Questions à Dominique Païni, Paul Perrin et Marie Robert, commissaires de l'exposition « Enfin le cinéma ! »

Expositions
Un couple rentrant dans un bâtiment public (entre 1885 et 1895), Rivière, Henri
Henri Rivière, Un couple rentrant dans un bâtiment public (entre 1885 et 1895)
musée d'Orsay
ADAGP, Paris 2021 ©Musée d’Orsay, Dist. RMN-Grand Palais / Patrice Schmidt

L'exposition « Enfin le cinéma ! » se tient au musée d'Orsay du 28 septembre 2021 au 16 janvier 2022. Afin de mieux comprendre le propos de cette exposition, nous avons posé quelques questions à ses trois commissaires, Dominique Païni, commissaire général, Paul Perrin, conservateur pour la peinture au musée d'Orsay et Marie Robert, conservatrice en chef pour la photographie et le cinéma au musée d'Orsay.

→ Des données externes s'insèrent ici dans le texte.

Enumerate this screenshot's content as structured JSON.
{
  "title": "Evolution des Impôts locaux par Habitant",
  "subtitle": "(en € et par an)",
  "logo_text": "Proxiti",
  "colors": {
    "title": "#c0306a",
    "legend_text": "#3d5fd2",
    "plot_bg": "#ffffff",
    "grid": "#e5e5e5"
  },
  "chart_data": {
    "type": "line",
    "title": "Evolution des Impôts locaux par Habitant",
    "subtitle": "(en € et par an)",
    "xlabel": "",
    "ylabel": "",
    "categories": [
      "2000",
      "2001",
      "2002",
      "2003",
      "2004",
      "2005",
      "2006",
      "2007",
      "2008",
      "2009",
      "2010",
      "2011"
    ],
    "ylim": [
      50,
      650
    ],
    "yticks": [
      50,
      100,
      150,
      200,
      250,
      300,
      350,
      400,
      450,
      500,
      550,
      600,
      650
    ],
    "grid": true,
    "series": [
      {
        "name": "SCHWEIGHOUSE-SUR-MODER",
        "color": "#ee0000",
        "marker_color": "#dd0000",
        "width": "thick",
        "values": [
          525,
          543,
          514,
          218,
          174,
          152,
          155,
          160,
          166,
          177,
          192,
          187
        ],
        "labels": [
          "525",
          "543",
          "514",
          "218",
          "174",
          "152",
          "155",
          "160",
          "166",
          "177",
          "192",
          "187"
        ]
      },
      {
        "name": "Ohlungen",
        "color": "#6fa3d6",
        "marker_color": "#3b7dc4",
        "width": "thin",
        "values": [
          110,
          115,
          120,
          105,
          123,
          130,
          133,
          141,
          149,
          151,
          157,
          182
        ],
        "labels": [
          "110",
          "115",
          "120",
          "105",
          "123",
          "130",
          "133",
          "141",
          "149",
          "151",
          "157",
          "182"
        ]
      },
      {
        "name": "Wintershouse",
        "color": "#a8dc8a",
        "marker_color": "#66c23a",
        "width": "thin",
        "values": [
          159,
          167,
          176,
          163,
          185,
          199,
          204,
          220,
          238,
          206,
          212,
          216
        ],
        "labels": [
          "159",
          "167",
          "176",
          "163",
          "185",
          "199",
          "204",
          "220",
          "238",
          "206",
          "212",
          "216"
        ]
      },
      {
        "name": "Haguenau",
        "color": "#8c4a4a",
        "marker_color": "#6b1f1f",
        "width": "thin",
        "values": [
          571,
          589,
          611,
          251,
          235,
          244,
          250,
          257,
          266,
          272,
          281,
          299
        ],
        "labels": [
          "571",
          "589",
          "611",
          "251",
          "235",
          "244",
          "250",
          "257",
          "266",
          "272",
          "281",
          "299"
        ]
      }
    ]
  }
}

Quelle approche de l’histoire du cinéma proposez-vous dans cette exposition ?

Dominique Païni – Plutôt que reprendre le récit de l’invention du cinéma désormais bien connu, l’exposition s’attache à ce que le cinéma a inventé : le spectateur moderne, que pour une large part nous sommes encore même si nous nous éloignons de plus en plus des origines du cinéma. Car le cinéma est un « balcon » depuis lequel nous pouvons comprendre les lois d’accommodation optique, psychologique et sociale qui ont vu naître le spectateur des images en mouvement. Lors de la seconde partie du XIXe siècle, l’accélération des métamorphoses urbaines, la connaissance scientifique accrue des lois de la nature, l’invention de la photographie, la reproduction mécanique des images, l’élargissement des horizons de la vision humaine, le goût pour la monumentalité de la peinture accrochée au Salon, convergent pour engendrer cette urgence technologique et esthétique nouvelle : la cinématographie. C’est cette urgence que l’exposition « Enfin le cinéma !» veut traduire.

Quel lien faites-vous entre le mythe de Pygmalion et le cinématographe ?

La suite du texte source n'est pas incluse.